ハーバー・ボッシュ法は同時に爆薬の原料となる硝酸の大量生産を可能にしたことから、平時には肥料を、戦時には火薬を空気から作るとも形容された。硝石の鉱床が無い国でも国内で火薬の生産が可能となり、その後の戦争が長引く要因を作った。例として第一次世界大戦において、ドイツ帝国は海上封鎖により、チリ硝石の輸入が不可能となったが、戦争で使用した火薬の原料の窒素化合物の全てを国内で調達できた(火薬・爆薬を参照)。
本法によるアンモニア合成法の開発以降、生物体としてのヒトのバイオマスを、従来よりもはるかに多い量で保障するだけの窒素化合物が、世界中の農地生態系に供給され、世界の人口は急速に増加した。現在では地球の生態系において最大の窒素固定源となっている。さらに、農地生態系から直接間接双方の様々な形で、他の生態系に窒素化合物が大量に流出しており、地球全体の生態系への窒素化合物の過剰供給をも引き起こしている。

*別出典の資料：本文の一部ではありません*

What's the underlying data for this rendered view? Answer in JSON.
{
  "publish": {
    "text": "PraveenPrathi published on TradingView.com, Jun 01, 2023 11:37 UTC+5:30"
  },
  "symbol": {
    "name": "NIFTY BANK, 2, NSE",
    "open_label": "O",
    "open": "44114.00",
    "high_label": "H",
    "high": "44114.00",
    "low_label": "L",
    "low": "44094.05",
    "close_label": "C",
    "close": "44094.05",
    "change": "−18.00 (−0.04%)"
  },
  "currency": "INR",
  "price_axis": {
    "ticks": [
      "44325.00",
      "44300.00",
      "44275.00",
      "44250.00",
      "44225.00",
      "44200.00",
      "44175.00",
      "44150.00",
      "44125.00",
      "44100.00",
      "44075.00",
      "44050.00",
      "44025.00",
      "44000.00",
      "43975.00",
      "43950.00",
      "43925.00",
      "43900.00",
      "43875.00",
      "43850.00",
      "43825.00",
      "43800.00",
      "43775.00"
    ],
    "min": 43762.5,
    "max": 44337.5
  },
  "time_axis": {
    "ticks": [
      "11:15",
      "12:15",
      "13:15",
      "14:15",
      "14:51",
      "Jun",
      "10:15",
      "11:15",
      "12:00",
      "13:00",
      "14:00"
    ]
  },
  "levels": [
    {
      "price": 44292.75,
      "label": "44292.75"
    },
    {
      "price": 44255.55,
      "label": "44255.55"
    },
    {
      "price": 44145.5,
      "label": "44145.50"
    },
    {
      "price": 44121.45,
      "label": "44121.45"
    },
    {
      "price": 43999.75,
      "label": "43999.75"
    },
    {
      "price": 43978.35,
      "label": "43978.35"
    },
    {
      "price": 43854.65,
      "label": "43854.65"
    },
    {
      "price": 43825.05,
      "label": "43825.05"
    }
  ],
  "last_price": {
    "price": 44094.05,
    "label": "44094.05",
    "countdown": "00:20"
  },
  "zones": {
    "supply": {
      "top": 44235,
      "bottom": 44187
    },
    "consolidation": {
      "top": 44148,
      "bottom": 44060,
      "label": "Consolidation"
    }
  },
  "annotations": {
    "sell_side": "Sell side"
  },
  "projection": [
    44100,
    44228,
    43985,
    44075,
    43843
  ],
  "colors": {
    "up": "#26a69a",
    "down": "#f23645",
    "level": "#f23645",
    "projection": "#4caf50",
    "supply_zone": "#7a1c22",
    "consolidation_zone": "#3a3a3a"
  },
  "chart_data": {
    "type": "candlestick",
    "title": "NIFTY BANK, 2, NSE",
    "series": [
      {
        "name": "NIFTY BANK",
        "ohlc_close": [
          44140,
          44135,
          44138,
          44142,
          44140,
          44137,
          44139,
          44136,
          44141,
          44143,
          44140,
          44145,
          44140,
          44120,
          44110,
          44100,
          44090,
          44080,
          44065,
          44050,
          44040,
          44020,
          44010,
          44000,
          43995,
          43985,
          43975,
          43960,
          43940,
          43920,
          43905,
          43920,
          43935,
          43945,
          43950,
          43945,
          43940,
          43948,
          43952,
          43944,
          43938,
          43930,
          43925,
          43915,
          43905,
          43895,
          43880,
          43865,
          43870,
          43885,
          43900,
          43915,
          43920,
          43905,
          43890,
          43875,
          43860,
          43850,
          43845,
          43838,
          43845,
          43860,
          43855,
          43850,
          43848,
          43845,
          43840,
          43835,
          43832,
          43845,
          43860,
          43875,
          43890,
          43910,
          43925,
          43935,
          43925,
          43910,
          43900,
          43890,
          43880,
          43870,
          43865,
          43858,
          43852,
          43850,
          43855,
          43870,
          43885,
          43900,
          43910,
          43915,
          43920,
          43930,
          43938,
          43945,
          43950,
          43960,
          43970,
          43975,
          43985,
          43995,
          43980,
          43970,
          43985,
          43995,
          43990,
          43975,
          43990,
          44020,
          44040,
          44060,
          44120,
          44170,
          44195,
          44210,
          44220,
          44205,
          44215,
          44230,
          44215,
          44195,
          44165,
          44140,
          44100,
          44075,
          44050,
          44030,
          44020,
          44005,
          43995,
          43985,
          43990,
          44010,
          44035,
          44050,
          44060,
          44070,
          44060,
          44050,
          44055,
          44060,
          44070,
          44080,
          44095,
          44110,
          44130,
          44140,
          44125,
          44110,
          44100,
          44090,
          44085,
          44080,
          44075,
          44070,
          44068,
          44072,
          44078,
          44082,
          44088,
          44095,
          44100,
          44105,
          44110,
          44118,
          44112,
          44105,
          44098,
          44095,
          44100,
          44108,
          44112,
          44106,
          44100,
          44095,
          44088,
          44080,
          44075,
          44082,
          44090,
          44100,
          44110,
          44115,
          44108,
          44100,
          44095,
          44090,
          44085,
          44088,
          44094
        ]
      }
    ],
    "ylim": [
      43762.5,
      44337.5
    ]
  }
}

この現象は、地球規模の環境破壊の一端を成しているのではないかとする懸念も生じている[24]。
ハーバーは本法の業績により、1918年にノーベル化学賞を受賞したが、第一次世界大戦中にドイツ帝国の毒ガス開発を主導していたために物議を醸した[25][26]。またボッシュは実用化の業績により、1931年にノーベル化学賞を受賞している。